I suggest an expert in the field, Kate Bowler, who has attempted to answer the question “what do we do with precarity of life” for nearly a decade.
She knows a great deal about absurdity and fragility. At the age of 35, married, a new mother and having just reached the academic starting line of professorship at a prestigious university, Bowler was given the unforeseen and life-dissecting diagnosis of stage 4 colon cancer.
As she has repeatedly said, “there is no stage five”.
I read Bowler’s bestselling book, “Everything Happens For a Reason (And Other Lies I’ve Loved)” when she first received her apocalyptic diagnosis. I felt the frantic determination in those words, the impossible weight of trying to get a whole life down in those few pages, and confronting the most thoughtless condolences and aphorisms along the way.
Her follow up book, “No Cure For Being Human” was written from the liminal space between hope and dread. She was a survivor for months at a time, planning her life between treatments and CT scans. In this time of uncertainty, she bore witness to the (occasionally well-meaning, occasionally deceptive) toxic positivity of the self help industry.
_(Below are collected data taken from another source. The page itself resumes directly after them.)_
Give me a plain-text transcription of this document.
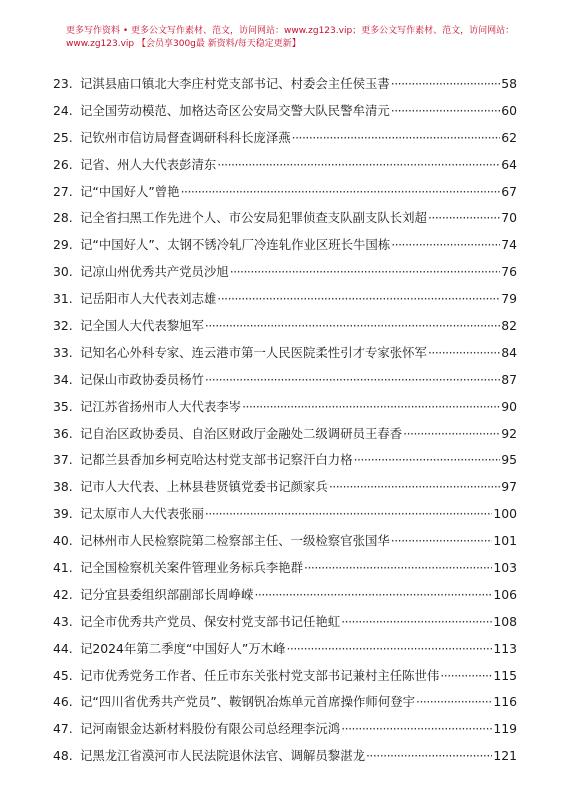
更多写作资料 • 更多公文写作素材、范文，访问网站：www.zg123.vip；更多公文写作素材、范文，访问网站：
www.zg123.vip 【会员享300g最 新资料/每天稳定更新】
23. 记淇县庙口镇北大李庄村党支部书记、村委会主任侯玉書 ·····	58
24. 记全国劳动模范、加格达奇区公安局交警大队民警牟清元 ·····	60
25. 记钦州市信访局督查调研科科长庞泽燕 ·····	62
26. 记省、州人大代表彭清东 ·····	64
27. 记“中国好人”曾艳 ·····	67
28. 记全省扫黑工作先进个人、市公安局犯罪侦查支队副支队长刘超 ·····	70
29. 记“中国好人”、太钢不锈冷轧厂冷连轧作业区班长牛国栋 ·····	74
30. 记凉山州优秀共产党员沙旭 ·····	76
31. 记岳阳市人大代表刘志雄 ·····	79
32. 记全国人大代表黎旭军 ·····	82
33. 记知名心外科专家、连云港市第一人民医院柔性引才专家张怀军 ·····	84
34. 记保山市政协委员杨竹 ·····	87
35. 记江苏省扬州市人大代表李岑 ·····	90
36. 记自治区政协委员、自治区财政厅金融处二级调研员王春香 ·····	92
37. 记都兰县香加乡柯克哈达村党支部书记察汗白力格 ·····	95
38. 记市人大代表、上林县巷贤镇党委书记颜家兵 ·····	97
39. 记太原市人大代表张丽 ·····	100
40. 记林州市人民检察院第二检察部主任、一级检察官张国华 ·····	101
41. 记全国检察机关案件管理业务标兵李艳群 ·····	103
42. 记分宜县委组织部副部长周峥嵘 ·····	106
43. 记全市优秀共产党员、保安村党支部书记任艳虹 ·····	108
44. 记2024年第二季度“中国好人”万木峰 ·····	113
45. 记市优秀党务工作者、任丘市东关张村党支部书记兼村主任陈世伟 ·····	115
46. 记“四川省优秀共产党员”、鞍钢钒冶炼单元首席操作师何登宇 ·····	116
47. 记河南银金达新材料股份有限公司总经理李沅鸿 ·····	119
48. 记黑龙江省漠河市人民法院退休法官、调解员黎湛龙 ·····	121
And for seven seasons now, I have regularly listened to her podcast “Everything Happens”, in which Bowler gets to interview other resilient, vibrant and heartbroken guests, who are intimately familiar with both the beauty and horrors of life. Often occurring at the same time.
The fact that Bowler’s public work has continued for this long is something she regularly celebrates in the face of its unlikeliness. Despite there being no stage five for colon cancer, she is still here and recently was declared to be in stable remission, cancer-free.
If anyone knew a secret to overcoming precarity, I believe it could be Bowler. If she wanted to, she could write “12 simple rules to overcoming colon cancer”, or using her theological beliefs and training to explain the absurdity of why she is alive and some of those beloved friends she sat in therapy with are not.
But instead, Kate’s public work is a consistent, considerate and fierce rejection of all the simple (and false) promises we can explain, outwit or adequately insulate ourselves from the precarity of life. Somehow, the soul of Bowler’s work does not deny or run from the precarious nature of life, but unflinchingly draws closer to it.
Who else would we possibly want to talk with when our world is falling apart? We would want to sit down with someone brave and compassionate enough to see our world as it really is.
What do we do with the precarity of life? Perhaps we begin by simply accepting it. Which is neither as simple, fatalistic or passive as it might sound.
If we really knew how precious and fragile and absurd life can be, how would we live differently? Perhaps more gracious with others and ourselves. Perhaps we would be more aware of the suffering both within and without. Perhaps we would become more alert and cautious. Perhaps we would slow down, both with people and along back roads with turtle crossings. Or, perhaps we would place more value on this one, wild, absurd and fragile life.
What do we do with the precarity of life? We spend the rest of our lives attempting to answer that question.